I recently learned that many professional graduate schools – law schools, business schools, even medical schools – continue to provide “test accommodations” to students with attention deficit hyperactivity disorder, or ADHD. These accommodations usually take the form of extra time on the exam, when time is a crucial resource.
Of course, it’s not just grad schools who are struggling with the question of how to treat students with ADHD. Princeton is currently embroiled in a lawsuit:
A learning-disabled freshman suing Princeton University for refusing to allow her extra time to take exams was dealt a setback this week, as a federal judge refused a temporary restraining order on the eve of midterms. But plaintiff Diane Metcalf-Leggette still has a shot at getting a preliminary injunction in January, when final exams begin, if she can show probability of success in her suit under the Americans with Disabilities Act.
For now, I’d like to bracket questions about the overdiagnosis and overtreatment of ADHD. Instead, I’m interested in thinking about the treatment of developmental disorders, like ADHD, once “development” is over and the adult brain is fully formed. The most authoritative study on the question of brain development and ADHD was led by researchers at the NIH, NIMH and McGill, and published in 2007 in PNAS. The scientists scanned the brains of 223 children with ADHD and 223 control subjects, from a variety of different age groups. They analyzed these anatomical snapshots for “cortical thickness,” which served as a proxy for brain development.
They found that ADHD is largely a developmental problem: the brains of kids with ADHD develop at a significantly slower pace than normal. For instance, the median age by which 50 percent of the cortical points attained peak thickness for the ADHD group was 10.5 years, while the median age for the control group was 7.5 years. This lag was most obvious in the lateral parts of the prefrontal cortex, which is a brain area essential for most of the executive functions that appear to compromised in children with ADHD. (On average, their frontal lobes were three and a half years behind schedule. The only region in which ADHD children were ahead of the controls in their maturational peak was the motor cortex, which might explain the hyperactivity part of the disorder.) The good news, however, is that the ADHD brain almost always recovers from its slow start. By the end of adolescence, the frontal lobes in kids with ADHD have reached normal size. It’s not a coincidence that the behavioral problems typically begin to disappear at about the same time. These children are finally able to counter their urges and compulsions. They get better at directing their attention and shutting out distractions. The world is no longer such an overwhelming place.

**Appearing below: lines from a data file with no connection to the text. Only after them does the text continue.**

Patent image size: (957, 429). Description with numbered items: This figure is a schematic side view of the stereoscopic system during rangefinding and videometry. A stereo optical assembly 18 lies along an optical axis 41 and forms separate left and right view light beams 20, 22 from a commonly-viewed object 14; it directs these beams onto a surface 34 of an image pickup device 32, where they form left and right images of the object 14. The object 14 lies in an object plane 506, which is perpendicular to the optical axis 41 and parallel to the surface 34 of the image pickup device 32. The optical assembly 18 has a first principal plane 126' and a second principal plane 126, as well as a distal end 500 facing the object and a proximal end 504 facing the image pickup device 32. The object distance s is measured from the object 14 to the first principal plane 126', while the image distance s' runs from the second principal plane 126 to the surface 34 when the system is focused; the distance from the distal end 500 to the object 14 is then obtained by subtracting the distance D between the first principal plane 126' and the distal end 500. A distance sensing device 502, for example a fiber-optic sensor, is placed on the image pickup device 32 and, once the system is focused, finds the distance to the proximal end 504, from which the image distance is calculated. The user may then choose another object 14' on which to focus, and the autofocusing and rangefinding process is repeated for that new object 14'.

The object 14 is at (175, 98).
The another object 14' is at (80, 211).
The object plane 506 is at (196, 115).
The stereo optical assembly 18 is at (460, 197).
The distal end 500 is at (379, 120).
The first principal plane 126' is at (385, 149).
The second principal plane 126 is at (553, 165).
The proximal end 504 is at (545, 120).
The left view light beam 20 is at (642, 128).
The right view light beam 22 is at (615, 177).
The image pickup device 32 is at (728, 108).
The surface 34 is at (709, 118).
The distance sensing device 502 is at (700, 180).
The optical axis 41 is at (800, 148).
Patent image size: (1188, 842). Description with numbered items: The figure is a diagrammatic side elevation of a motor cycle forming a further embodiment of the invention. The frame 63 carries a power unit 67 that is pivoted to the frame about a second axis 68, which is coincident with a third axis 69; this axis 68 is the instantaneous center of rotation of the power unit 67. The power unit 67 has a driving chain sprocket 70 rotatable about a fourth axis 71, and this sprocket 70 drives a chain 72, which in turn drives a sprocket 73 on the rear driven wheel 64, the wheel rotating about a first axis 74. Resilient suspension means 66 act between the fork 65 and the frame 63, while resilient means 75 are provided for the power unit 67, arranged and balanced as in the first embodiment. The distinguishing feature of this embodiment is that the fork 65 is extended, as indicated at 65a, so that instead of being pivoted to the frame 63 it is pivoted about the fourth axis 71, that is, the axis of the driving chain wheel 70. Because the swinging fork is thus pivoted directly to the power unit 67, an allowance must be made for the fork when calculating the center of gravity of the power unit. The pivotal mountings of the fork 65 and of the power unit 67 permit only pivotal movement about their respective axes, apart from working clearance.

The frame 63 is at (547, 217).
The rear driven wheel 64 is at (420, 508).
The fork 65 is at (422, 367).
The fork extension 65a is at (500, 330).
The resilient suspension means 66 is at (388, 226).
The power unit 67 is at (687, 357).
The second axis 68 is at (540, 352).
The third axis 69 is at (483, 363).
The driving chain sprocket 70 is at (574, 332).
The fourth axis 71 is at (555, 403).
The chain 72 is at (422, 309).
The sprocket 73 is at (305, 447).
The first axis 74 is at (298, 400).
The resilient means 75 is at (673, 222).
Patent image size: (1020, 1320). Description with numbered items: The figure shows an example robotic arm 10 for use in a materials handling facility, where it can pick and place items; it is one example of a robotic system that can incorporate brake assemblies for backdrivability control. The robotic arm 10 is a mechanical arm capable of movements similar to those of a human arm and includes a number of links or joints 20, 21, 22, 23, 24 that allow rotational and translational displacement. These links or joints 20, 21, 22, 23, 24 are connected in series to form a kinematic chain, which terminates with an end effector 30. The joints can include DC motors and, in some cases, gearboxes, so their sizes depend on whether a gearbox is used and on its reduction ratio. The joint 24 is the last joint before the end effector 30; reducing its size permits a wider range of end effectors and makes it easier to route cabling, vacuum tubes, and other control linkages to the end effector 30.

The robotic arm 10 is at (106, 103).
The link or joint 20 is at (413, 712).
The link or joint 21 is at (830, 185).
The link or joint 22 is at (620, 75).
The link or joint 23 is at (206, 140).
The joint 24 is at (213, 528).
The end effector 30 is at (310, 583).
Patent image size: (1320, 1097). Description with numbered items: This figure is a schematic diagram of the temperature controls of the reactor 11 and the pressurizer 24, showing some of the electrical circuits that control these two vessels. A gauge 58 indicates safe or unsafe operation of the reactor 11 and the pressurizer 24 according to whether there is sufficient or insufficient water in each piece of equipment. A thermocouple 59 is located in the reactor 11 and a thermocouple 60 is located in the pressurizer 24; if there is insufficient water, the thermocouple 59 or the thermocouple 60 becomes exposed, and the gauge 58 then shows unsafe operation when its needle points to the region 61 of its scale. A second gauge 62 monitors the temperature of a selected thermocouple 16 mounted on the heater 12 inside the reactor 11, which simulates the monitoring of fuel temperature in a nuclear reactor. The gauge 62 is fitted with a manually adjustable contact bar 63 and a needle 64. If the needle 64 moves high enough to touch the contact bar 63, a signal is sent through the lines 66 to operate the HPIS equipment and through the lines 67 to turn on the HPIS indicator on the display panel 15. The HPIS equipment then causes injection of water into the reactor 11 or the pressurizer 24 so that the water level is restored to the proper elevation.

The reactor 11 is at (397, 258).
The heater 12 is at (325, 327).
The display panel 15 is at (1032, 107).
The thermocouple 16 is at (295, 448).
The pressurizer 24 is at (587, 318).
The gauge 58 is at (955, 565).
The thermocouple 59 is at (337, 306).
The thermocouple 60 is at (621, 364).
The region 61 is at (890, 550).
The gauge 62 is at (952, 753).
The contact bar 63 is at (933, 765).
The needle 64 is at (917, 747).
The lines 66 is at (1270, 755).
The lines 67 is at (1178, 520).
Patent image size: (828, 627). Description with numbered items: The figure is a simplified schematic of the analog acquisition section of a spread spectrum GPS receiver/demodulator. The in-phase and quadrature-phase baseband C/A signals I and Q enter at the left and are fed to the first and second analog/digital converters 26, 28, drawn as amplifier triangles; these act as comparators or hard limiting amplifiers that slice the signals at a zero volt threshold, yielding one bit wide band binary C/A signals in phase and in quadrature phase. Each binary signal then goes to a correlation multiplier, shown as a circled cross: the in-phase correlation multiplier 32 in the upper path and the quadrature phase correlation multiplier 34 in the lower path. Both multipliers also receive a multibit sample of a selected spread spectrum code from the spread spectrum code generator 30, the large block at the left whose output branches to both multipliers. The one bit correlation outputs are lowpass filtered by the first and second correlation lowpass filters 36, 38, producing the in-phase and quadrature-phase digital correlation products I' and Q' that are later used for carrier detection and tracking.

Should this science change our response to ADHD at the university level? After all, if the majority of children with the disorder are no longer suffering from a developmental lag, then how do we justify extended time and other academic accommodations? (Some children, of course, might still be suffering from an thin prefrontal cortex; not everyone catches up.) Do we then administer brain scans to students, to check on their anatomy? Or do we continue to rely on a probably obsolete diagnosis, made years earlier?
The larger question has to do with the interface of neuroscience and society. There is something powerful about being able to take an amorphous syndrome like ADHD and make it real, by referencing actual brain differences in actual subjects. But if we’re going to take this empiricism seriously, and use it to justify medical treatment at a young age, then it seems like we also have to take the flip-side seriously as well. Some development disorders, after all, are like adolescence: we eventually grow out of them. The brain catches up.
And then there’s the larger question of medicalizing every observed “difference”. As we peer into our black box with increasing clarity, we’ll come to see that those three pounds of gelatinous meat hide enormous individual variation. It won’t be easy figuring out which variations require accommodations and special treatment, but that’s a conversation we’re going to need to have.